Fábio Oliveira Nunes Ver Perfil

É evidente que a rede Internet traz para a poesia – e para toda a produção literária – uma visibilidade e uma acessibilidade nunca antes experimentada. Ao possibilitar a inserção de faturas poéticas completamente independentes do circuito editorial comercial, emerge na rede a figura de um autor-editor – ou ainda, do leitor-editor – já que passa a existir um rodízio de papéis na seleção sempre metonímica dos conteúdos do ciberespaço. Diante de um universo de pretensões infinitas, o garimpo literário se resume àquela pequena parte ao qual, por alguma benesse do destino, tivermos acesso. Pequena parte? Mas, e se formos ao todo-poderoso Google? Bem, você estaria disposto a percorrer cada um dos mais de 30 milhões de endereços da rede que ele apresenta sob a insígnia POESIA?

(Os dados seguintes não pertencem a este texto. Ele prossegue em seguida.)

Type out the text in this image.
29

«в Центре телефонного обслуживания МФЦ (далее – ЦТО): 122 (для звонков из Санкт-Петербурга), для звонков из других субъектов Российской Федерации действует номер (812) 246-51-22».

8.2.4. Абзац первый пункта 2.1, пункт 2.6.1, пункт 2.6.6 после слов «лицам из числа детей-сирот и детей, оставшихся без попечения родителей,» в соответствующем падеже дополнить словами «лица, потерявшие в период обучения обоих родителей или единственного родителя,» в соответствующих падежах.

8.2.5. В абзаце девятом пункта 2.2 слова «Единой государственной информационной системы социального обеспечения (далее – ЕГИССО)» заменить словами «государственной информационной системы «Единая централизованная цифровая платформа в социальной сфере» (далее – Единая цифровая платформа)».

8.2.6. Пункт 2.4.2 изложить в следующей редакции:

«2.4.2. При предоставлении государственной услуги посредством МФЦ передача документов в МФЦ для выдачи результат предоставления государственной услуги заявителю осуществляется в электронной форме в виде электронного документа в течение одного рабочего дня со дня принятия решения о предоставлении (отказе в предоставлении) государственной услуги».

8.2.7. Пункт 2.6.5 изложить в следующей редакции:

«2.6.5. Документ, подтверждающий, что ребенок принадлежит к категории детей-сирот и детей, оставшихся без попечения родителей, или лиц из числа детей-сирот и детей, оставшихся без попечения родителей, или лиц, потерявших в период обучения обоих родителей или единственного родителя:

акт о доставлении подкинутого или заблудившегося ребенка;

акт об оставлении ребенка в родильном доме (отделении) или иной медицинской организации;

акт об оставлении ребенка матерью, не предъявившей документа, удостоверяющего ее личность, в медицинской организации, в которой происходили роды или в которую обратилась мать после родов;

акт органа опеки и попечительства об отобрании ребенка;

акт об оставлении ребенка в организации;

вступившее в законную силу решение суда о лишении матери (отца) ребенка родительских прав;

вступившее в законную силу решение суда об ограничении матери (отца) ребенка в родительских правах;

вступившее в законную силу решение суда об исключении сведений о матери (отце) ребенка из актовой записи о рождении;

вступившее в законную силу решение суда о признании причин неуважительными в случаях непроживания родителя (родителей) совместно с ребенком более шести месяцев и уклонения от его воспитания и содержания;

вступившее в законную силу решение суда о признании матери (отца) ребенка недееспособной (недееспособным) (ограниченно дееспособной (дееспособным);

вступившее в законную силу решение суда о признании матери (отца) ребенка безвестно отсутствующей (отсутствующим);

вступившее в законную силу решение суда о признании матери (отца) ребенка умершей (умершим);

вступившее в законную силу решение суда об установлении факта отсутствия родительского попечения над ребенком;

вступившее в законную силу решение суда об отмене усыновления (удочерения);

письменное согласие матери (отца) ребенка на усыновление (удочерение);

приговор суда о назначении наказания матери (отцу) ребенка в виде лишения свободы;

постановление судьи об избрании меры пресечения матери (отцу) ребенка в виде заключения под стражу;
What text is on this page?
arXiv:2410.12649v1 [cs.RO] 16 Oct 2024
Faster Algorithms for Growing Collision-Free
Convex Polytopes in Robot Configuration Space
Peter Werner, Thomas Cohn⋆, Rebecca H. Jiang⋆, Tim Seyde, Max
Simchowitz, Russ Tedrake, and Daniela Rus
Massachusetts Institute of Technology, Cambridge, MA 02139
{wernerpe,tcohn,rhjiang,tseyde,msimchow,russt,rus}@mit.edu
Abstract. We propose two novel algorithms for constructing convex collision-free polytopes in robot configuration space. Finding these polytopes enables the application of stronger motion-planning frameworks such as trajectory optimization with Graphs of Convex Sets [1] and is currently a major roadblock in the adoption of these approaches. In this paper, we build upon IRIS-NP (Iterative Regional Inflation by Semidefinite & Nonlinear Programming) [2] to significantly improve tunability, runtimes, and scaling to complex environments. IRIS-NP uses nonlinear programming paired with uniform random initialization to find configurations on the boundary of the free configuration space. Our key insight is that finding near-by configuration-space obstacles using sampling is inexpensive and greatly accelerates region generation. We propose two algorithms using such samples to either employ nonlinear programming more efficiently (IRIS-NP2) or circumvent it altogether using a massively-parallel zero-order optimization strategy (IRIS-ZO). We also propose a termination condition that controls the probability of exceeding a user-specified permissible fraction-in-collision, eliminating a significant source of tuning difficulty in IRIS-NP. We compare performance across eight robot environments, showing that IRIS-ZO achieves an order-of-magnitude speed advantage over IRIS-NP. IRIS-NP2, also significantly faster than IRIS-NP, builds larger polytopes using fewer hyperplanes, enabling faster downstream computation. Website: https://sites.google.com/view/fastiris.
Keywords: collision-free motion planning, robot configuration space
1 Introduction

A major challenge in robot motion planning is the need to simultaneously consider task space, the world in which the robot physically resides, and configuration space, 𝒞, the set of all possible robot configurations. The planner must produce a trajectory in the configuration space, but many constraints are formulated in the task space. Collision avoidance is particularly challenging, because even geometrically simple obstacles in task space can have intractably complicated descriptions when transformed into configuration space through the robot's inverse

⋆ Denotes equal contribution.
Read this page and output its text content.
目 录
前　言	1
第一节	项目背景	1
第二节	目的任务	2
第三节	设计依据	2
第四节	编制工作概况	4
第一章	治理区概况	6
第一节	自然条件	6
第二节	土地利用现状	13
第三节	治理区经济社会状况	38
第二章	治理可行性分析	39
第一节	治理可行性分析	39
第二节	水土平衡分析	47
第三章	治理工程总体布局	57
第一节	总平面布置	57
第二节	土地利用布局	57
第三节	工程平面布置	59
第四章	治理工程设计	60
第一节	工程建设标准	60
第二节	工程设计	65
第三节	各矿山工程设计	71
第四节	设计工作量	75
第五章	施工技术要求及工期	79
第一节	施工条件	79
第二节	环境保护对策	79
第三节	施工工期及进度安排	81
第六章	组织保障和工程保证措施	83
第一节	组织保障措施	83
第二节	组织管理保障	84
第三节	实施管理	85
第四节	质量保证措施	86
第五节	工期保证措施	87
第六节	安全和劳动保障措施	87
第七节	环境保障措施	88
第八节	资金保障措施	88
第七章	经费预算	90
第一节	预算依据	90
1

Não, esta não é uma discussão em torno da quantidade, apenas. O Google é uma das ferramentas de busca mais utilizadas no mundo, talvez uma das mais eficientes maneiras de encontrar agulhas no palheiro da web. Essa eficiência está relacionada com a sagacidade de seus programas-aranha que percorrem a teia planetária em busca daquilo que é comum aos poetas: a palavra. Toda a indexação presente no Google se baseia simplesmente nas palavras expostas em cada página da rede. Por um lado, isso pode trazer objetividade: digamos que eu queira saber sobre a vida de Carlos Drummond de Andrade, basta que eu digite o nome do poeta e a palavra “biografia” e inúmeros endereços pipocam na tela. Agora, mesmo que exista um site que fale minuciosamente sobre cada ano de vida do poeta, sobre seus pratos prediletos e cor de camisa preferida, a simples ausência da palavra “biografia” automaticamente o exclui dos meus resultados googleanos. Isso porque a indexação ocorre sem enxergar contextos ou tramas relacionais. Por outro lado, há também aqueles que se apropriam da burrice dos programas-aranha para direcionar novos públicos: ora, insira palavras de grande apelo no seu site – como o nome da última celebridade instantânea – e obtenha acessos monstruosos.

Mas lembre-se que se você é poeta, tem um blog no qual você toda semana ou todo dia publica textos inéditos, mas que, por algum motivo nunca utilizou a palavra POESIA em sua página, você automaticamente está fora destes 30 milhões de resultados. O que não é ruim, afinal, estar entre 30 milhões é o mesmo que não estar. Do mesmo modo, cada palavra de cada poema seu é potencialmente um destino para as mais distintas buscas, ainda que possa não ser o destino desejado por aqueles que buscam.

Com a expansão da rede, se faz necessária a adoção de sistemas computacionais que se permitam perceber contextos sutilmente. Ora, muita informação, humanamente inacessível, torna-se igual a nenhuma informação. Em diversos sites comerciais, especialmente em livrarias, há “agentes” computacionais que comparam as compras de cada indivíduo tentando estabelecer um “gosto” por conta de freqüência dele e dos demais clientes. Se eu compro sempre títulos de determinado assunto, observando perfis parecidos (outros clientes que compraram os mesmos livros), ele pode sugerir um título com maior chance de sucesso: é a história do “quem comprou este livro também comprou este”. Mas assim como nas aranhas do Google, os agentes não sabem muito bem o que estão fazendo: este tipo de práxis não decola além do tangível e do quantificado. Imagine um “agente” capaz de entender a complexidade de suas escolhas, a ponto de distinguir o que realmente vale ser apresentado a você. Ideal. Enfim, enquanto os sistemas pouco enxergam, resta-nos apenas buscar cada um dos 30 milhões de resultados:www.google.com.br/search?hl=pt-BR&q=poesia&meta= . Haverá tempo de sobra.